When a user comes to the search engine and does a query, typically by giving keywords, the engine looks up the index, and contains a list of best matching web pages according to its criteria, usually with a short summary containing the document title and sometimes parts of the text. Most search engines support the use of Boolean terms AND, OR and NOT to further refine your search. An advanced feature is proximity search, which allows you to define the distance between keywords.

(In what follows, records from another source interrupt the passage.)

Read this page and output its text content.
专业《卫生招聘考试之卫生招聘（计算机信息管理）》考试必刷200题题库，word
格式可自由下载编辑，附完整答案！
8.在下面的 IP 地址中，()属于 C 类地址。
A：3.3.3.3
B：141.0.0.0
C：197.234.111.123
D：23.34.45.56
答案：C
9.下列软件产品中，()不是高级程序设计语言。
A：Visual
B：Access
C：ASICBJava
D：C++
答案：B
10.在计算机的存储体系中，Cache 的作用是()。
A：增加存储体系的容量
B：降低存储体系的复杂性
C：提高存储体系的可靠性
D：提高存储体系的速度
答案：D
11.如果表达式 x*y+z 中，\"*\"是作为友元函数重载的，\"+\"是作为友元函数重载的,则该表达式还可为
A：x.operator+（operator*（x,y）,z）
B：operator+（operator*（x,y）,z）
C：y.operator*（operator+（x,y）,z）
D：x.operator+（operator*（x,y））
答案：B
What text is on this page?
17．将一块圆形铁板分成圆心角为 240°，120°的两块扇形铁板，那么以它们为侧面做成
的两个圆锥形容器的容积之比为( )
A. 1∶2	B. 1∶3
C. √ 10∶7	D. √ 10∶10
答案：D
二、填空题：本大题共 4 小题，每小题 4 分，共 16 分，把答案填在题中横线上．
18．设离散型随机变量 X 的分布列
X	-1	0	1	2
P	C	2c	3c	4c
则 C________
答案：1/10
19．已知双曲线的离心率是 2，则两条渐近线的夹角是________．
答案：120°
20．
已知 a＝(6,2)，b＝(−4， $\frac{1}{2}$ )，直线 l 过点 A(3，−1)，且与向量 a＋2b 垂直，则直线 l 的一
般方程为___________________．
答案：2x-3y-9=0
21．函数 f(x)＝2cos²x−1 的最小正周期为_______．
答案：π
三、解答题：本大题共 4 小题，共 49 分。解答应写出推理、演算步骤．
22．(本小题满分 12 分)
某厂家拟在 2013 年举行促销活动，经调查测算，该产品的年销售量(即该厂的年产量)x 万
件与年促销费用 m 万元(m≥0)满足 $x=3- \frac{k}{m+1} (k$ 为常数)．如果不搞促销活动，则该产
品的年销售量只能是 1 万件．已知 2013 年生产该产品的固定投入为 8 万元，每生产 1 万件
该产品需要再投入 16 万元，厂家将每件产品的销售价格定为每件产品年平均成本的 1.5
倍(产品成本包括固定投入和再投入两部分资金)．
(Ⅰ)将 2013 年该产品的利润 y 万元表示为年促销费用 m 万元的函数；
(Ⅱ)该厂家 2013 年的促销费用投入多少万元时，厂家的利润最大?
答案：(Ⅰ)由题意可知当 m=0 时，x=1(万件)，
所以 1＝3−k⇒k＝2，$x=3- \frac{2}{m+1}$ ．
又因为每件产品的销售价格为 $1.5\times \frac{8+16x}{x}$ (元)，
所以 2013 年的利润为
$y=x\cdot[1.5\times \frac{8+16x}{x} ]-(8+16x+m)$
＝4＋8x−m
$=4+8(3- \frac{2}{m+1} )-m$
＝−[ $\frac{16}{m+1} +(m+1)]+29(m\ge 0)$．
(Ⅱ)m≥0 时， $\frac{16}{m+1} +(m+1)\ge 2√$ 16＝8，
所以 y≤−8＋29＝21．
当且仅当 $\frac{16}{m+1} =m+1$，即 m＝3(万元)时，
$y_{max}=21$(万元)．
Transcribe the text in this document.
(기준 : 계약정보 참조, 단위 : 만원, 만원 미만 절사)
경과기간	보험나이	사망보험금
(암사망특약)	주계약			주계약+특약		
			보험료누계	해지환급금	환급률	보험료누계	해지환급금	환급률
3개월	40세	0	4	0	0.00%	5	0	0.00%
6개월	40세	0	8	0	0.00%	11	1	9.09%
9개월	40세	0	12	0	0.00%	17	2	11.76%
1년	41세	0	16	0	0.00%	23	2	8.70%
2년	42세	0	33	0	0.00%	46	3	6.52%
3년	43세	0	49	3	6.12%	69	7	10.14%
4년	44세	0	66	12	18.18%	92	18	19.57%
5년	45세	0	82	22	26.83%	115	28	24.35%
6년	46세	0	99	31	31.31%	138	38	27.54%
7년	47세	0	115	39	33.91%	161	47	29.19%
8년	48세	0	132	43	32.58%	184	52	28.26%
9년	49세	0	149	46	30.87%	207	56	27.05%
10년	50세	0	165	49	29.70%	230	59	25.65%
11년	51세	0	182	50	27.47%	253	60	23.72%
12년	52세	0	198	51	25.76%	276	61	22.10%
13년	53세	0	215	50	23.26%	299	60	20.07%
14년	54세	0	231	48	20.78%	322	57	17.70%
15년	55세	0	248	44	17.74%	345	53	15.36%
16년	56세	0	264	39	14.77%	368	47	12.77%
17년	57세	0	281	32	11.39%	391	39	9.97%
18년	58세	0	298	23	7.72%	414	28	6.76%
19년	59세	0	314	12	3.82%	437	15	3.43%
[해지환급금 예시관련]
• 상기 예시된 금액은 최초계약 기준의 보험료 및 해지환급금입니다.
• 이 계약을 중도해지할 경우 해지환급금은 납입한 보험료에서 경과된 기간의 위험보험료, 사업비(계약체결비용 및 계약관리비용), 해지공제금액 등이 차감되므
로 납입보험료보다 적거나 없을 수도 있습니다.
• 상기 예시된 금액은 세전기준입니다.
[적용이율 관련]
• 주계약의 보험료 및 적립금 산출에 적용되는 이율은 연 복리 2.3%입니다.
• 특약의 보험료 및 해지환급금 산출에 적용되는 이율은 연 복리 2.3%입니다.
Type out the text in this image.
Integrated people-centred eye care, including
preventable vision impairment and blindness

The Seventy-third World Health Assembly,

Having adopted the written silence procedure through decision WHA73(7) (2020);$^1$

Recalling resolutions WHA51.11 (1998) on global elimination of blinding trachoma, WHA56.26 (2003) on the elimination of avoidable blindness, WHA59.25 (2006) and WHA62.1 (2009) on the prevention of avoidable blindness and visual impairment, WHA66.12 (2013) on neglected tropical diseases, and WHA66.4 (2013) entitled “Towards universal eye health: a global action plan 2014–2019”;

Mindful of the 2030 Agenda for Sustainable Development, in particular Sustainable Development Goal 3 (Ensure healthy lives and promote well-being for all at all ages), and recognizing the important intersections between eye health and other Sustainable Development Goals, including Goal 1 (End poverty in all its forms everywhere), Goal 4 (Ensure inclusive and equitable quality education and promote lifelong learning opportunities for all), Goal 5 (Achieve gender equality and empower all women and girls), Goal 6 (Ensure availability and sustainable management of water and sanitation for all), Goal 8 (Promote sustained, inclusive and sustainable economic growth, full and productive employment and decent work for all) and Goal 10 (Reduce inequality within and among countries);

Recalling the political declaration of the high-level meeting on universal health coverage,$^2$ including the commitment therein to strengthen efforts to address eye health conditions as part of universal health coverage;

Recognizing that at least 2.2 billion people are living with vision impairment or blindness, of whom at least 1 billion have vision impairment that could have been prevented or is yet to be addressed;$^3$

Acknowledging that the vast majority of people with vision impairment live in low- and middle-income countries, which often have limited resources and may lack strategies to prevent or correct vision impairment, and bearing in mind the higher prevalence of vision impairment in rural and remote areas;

The usefulness of a search engine depends on the relevance of the results it gives back. While there may be millions of webpages that contain a particular word or phrase, some pages may be more relevant, popular, or authoritative than others. Most search engines use methods to rank the results to provide the "best" results first. How a search engine decides which pages are the best matches, and what order the results to be shown in, varies widely from one engine to another. The methods also change over time as Internet usage changes and new techniques developed.

Most Web search engines are commercial ventures supported by advertising revenue and, consequently, employing about the controversial practice of allowing advertisers to pay money to have their listings ranked higher in search results.

The vast majority of search engines are run by private companies using proprietary algorithms and closed databases, the most popular currently being Google, MSN Search and Yahoo! Search. But the open-source search engine technology available, such as Dig, Nutch, Sena, Egothor, OpenFTS, Data Search park and many others.